There are alternatives. In graduate school, the use of gender-inclusive language was pounded into me, so I now reflexively use "he or she" or "s/he" or "his or her", even when writing for Neatorama. But it is awkward and some writers prefer the smoother if gramatically icky singular "they". Jenn Doll of The Atlantic is not among them. She wants English speakers and writers to use "he" and "she":
Let's talk about something. Let's talk about the "singular" they. That's when a writer or a speaker — a he or a she — is discussing someone who might be either a he or a she (it's unknown, or the writer doesn't intend to make a subject or object gender-specific and instead hopes to convey a universality of personhood). So instead of writing, say, he or she did x or y, the writer uses they. It's everywhere, proliferating like fruit flies 'round a bowl of rotting bananas, bad writing surrounding bad writing. [...]
I'm all for a certain flexibility and adaptive ease with regard to language and how we use it. I'm happy to add three exclamation points to a sentence or write in ALL CAPS when it seems to fit the moment, especially online. But I see absolutely no reason other than laziness to start subbing our hes and shes with a clunky they, or our hises and hers with theirs.

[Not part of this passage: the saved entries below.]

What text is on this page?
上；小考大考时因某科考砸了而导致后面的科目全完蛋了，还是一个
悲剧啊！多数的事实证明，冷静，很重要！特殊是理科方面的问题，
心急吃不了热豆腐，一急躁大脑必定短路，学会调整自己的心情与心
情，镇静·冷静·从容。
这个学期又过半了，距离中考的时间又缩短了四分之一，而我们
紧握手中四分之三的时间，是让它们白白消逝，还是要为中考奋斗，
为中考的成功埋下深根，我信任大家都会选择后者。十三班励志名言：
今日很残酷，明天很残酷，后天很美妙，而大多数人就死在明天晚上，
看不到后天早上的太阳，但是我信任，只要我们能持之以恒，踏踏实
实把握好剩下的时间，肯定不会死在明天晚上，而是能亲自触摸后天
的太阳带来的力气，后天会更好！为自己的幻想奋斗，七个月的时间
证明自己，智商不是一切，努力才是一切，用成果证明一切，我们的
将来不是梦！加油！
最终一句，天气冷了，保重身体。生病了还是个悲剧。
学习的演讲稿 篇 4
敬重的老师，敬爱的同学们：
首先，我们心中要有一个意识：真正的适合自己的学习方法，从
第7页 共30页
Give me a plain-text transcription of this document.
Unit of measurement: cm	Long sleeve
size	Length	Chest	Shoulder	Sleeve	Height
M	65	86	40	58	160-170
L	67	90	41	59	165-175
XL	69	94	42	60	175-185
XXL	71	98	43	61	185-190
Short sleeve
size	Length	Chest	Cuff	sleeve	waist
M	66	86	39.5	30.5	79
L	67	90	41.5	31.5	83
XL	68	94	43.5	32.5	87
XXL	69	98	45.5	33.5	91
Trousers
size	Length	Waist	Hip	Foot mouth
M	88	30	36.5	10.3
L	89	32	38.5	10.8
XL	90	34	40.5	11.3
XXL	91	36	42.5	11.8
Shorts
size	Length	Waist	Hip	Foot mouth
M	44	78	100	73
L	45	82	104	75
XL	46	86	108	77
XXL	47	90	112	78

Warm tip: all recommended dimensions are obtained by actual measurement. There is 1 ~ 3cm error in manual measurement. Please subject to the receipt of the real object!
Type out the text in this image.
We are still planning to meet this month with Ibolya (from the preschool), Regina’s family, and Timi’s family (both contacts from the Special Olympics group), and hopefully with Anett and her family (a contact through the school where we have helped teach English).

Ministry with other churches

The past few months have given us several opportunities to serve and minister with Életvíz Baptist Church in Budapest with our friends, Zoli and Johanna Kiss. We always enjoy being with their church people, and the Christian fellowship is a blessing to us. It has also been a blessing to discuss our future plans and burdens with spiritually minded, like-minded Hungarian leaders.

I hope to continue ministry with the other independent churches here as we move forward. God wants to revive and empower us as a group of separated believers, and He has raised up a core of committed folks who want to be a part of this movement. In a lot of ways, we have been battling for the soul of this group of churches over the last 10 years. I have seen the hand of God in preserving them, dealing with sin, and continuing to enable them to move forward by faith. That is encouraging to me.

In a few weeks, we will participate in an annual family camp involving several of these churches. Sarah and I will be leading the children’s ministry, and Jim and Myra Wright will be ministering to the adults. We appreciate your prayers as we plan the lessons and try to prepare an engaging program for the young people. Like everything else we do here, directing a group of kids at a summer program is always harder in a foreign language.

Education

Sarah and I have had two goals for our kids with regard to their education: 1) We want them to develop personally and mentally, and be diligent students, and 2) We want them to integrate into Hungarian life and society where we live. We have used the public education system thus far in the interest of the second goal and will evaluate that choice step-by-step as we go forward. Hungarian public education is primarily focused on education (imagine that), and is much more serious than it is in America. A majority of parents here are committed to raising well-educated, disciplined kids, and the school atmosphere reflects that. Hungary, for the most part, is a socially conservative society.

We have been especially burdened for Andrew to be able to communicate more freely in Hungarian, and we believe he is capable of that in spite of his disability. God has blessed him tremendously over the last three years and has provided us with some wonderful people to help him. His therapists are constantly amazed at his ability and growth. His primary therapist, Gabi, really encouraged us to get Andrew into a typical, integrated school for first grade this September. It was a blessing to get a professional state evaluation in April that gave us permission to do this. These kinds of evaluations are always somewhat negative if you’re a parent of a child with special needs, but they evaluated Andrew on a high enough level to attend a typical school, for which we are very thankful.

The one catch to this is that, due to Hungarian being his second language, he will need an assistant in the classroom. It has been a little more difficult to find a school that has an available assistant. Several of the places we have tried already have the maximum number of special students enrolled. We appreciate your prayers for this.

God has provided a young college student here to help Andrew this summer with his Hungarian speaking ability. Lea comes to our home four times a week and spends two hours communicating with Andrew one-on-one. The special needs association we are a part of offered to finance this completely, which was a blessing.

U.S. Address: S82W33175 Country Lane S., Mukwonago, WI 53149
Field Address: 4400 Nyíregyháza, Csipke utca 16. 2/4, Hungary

There is a reason we have distinct pronouns, and that is so we can be specific. If we don't know the specifics, we should try to find them out, or use one of those handy words — he or she or one, for instance — that get around the they problem. Peppering one's sentences with some hes and shes can be kind of nice, really, a way to assemble a collection of characters who are certainly more real and individualized than a collective they.
There is criticism that the use of he as the generic pronoun is an example of linguistic sexism of a sort, and I agree there's no need to always use he as the default if you don't know the gender of the person about whom you are speaking, or if you're using the pronoun to stand for persons of either gender. You can just as easily swap in a she; mix it up! Make it fun! Keep people on their toes! Maybe even create a new word, and make it happen! The message that something should be easy, that we all understand anyway, that it doesn't really matter and we should give up the fight may be the most galling part of this argument, though. Since when was writing or creating art with words (if you're being high-minded) supposed to be convenient? Since when was past history the rule for how we live in the present and future? Break the rules if you must, for a purpose, to make an impact. Don't do something because it's easy and everyone else is doing it. If a word sounds like it's landing with a horrid thump in your ear, it's landing that way to at least some of your readers. Every time I see a singular they, my inner grammatical spirit aches.
UPDATE: In the comments, Gerard Van der Leun correctly points out that I forgot to include in the poll the traditional use of "he" is an implied gender nonspecific pronoun. I've now added it.